Indiscretions Along Virtue Avenue: The Life of Sadie Orchard

Written by Harper Courtland
Review by Sarah Hendess

In Kansas City in 1876, a fellow prostitute falsely accuses seventeen-year-old Sadie Orchard of stealing a necklace from the madam of their house. Later, Sadie gravely injures the other girl, named Pretty Face, and flees to escape the law. Eventually she heads west, first becoming the assistant to an eccentric British woman, then returning to prostitution in various towns in Colorado and New Mexico. In New Mexico, she opens her own brothel and becomes a woman of business, eventually marrying J.W. Orchard, owner of a stagecoach line who teaches her to drive the stage. But when Pretty Face arrives in town, Sadie knows it means trouble.
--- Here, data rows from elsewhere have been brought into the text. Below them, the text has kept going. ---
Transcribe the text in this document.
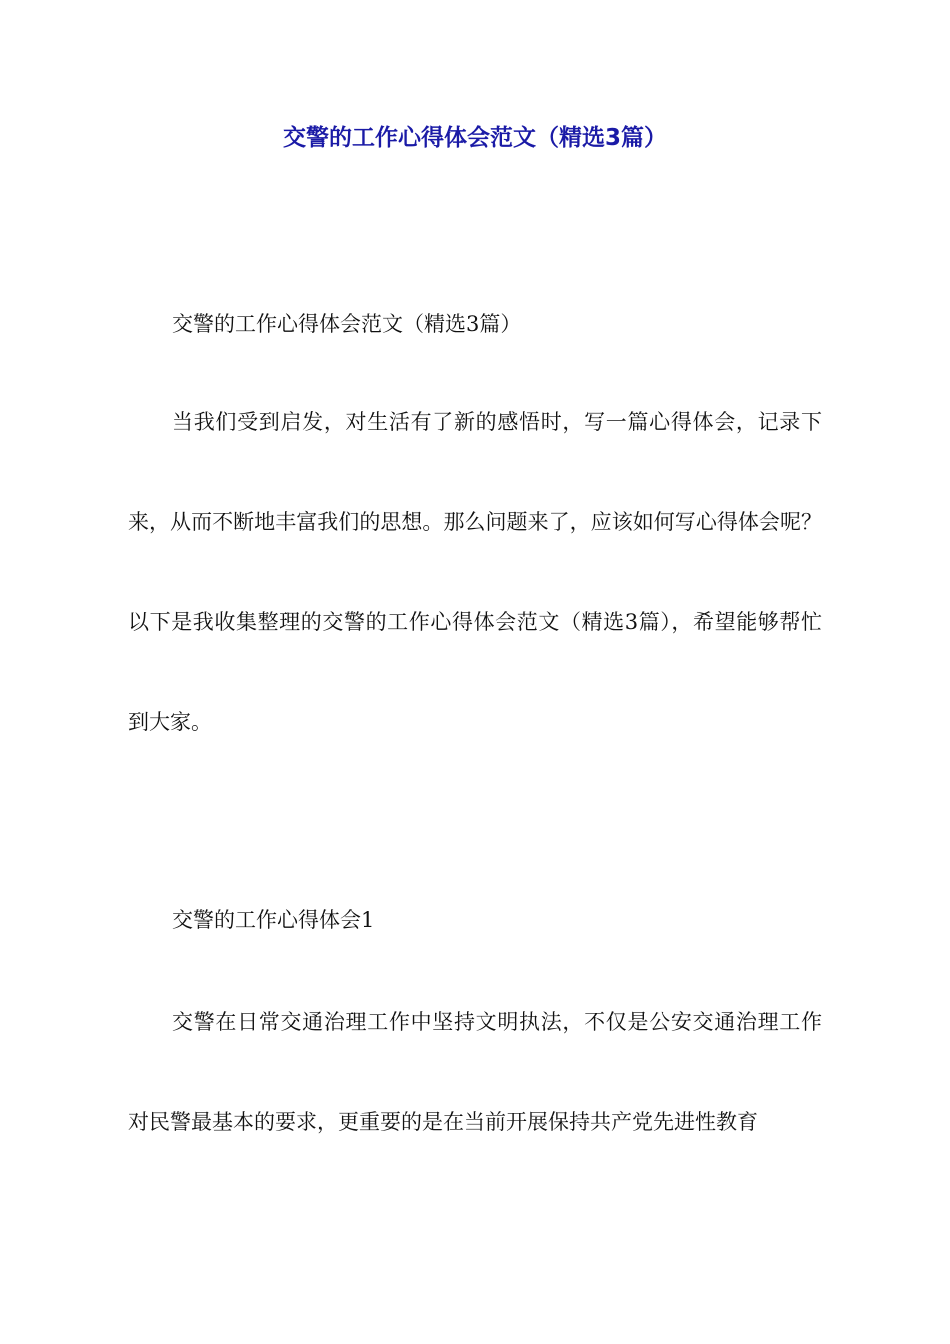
交警的工作心得体会范文（精选3篇）

交警的工作心得体会范文（精选3篇）

当我们受到启发，对生活有了新的感悟时，写一篇心得体会，记录下来，从而不断地丰富我们的思想。那么问题来了，应该如何写心得体会呢？以下是我收集整理的交警的工作心得体会范文（精选3篇），希望能够帮忙到大家。

交警的工作心得体会1

交警在日常交通治理工作中坚持文明执法，不仅是公安交通治理工作对民警最基本的要求，更重要的是在当前开展保持共产党先进性教育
As a record of the known events of the life of a little-known entrepreneur, this book shines. Courtland details the life of 19th-century prostitutes and the dangers they faced every day. Unfortunately, as a piece of literature, the novel falls flat. The chapters feel like a series of vignettes rather than pieces of a cohesive plot, and there is little connection between them apart from chronology—the sorrows from one vignette do not carry through to the next. Sadie loses friends and lovers seemingly without the heartbreak such losses should elicit. When Pretty Face appears in New Mexico, the book finally seems to pick up steam, but Courtland’s ending is so far-fetched it defies even the most willing suspension of disbelief.

Courtland clearly conducted thorough research to craft this work. She sets the chronology of Sadie’s life in the context of national events, and the little details she includes about everyday life in the West are fascinating. I only wish she’d taken advantage of the novel’s slim profile and filled it out with more emotion.